Crude oil prices edged lower on Friday, extending losses to a fourth straight session, as traders feared a likely drop in energy demand and excess supply in the market.
The possibility of the U.S. relaxing sanctions on Iran also weighed on crude oil prices.
A report from Baker Hughes that said oil rig count in the U.S. dropped for a fourth straight week, limited oil’s slide.
Despite improving signs of some positive developments on the U.S.-China trade front following the two nations making conciliatory gestures ahead of the next round of crucial talks, a notable surge in demand for energy looks unlikely.
West Texas Intermediate Crude oil futures for October ended down $0.24, or 0.4%, at $54.85 a barrel.
On Thursday, WTI crude oil futures for October ended down $0.66, or about 1.2%, at $55.09 a barrel.
For the week, WTI crude oil futures shed nearly 3%.
Baker Hughes said today that the number of active U.S. rigs drilling for oil declined by five to 733 this week.
In its latest monthly report, OPEC said global oil market would be in surplus next year.

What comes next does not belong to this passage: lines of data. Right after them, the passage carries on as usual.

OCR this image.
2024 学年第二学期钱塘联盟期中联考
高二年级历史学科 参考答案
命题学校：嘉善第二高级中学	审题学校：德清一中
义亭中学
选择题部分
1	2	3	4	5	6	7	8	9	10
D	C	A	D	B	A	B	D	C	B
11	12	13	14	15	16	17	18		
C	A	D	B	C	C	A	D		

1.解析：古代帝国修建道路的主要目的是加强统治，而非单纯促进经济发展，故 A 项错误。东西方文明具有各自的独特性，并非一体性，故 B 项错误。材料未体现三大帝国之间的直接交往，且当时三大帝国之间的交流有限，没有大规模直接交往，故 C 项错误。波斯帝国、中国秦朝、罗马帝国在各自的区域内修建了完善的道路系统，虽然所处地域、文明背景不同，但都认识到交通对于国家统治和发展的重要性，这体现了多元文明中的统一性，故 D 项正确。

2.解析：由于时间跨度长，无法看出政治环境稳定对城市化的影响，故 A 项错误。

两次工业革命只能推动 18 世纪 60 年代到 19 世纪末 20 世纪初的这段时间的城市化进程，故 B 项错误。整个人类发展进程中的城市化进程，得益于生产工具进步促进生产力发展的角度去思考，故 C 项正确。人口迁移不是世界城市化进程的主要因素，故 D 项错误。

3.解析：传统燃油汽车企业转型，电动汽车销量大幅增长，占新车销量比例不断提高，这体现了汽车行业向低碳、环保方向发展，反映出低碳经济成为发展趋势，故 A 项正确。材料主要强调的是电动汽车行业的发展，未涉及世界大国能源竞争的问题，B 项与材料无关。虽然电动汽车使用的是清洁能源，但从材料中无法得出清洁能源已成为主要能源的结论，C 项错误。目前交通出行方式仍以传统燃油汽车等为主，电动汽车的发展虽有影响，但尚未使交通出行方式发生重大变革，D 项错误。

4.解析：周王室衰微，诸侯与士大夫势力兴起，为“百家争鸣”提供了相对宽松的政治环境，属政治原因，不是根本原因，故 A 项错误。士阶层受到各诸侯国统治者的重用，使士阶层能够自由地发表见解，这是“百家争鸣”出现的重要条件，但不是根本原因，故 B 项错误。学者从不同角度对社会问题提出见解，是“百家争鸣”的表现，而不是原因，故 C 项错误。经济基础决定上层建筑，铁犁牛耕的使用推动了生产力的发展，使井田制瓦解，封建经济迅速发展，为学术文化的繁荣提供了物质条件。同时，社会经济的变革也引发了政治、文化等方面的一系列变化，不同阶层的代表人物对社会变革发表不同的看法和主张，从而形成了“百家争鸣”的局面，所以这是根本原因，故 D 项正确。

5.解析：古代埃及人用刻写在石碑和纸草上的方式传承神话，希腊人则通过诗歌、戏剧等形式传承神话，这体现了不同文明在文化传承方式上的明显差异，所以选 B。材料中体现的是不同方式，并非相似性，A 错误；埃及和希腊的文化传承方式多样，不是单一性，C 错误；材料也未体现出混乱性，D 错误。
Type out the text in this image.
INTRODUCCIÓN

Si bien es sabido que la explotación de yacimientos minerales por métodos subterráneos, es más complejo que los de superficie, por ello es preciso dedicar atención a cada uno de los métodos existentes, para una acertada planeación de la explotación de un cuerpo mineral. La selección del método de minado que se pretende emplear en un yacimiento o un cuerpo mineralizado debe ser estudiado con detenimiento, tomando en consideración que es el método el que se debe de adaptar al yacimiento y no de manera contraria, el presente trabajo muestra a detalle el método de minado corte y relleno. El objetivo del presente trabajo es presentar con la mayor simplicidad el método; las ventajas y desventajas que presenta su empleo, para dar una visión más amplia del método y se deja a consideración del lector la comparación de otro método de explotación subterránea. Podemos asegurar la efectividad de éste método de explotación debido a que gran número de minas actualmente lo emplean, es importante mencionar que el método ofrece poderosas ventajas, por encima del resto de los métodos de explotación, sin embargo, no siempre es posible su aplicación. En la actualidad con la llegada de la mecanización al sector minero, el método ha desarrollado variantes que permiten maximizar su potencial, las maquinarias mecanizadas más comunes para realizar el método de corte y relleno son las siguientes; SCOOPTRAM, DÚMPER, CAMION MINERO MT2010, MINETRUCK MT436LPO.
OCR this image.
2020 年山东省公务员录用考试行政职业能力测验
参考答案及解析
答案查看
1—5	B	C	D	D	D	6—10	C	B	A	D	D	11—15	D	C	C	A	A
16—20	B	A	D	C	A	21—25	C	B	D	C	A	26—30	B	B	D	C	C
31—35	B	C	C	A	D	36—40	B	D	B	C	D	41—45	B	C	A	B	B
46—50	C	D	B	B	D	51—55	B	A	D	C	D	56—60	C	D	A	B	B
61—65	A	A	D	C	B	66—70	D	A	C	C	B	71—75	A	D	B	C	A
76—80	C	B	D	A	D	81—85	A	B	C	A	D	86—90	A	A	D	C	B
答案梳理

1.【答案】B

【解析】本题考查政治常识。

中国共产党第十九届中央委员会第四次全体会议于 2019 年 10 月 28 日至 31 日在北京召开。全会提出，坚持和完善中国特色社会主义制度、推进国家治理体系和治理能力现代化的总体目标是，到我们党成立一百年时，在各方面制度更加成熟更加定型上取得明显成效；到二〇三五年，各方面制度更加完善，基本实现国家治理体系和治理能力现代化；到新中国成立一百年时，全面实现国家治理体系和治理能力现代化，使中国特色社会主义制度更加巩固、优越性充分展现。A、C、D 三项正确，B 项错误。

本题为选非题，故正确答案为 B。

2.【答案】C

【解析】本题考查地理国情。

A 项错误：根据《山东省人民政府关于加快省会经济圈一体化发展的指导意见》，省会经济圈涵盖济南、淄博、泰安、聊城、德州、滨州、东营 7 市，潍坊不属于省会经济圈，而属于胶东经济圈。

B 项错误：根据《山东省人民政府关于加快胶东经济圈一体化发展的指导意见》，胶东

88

Oil demand will drop by about 60,000 barrels per day next year.
The recent meeting of OPEC members in Abu Dhabi ended without the group deciding on any deeper output cut, although OPEC and its allies urged members to implement promised cuts.
On the trade front, U.S. President Donald Trump said he would think about an interim deal with China but would rather prefer a full agreement between the two countries.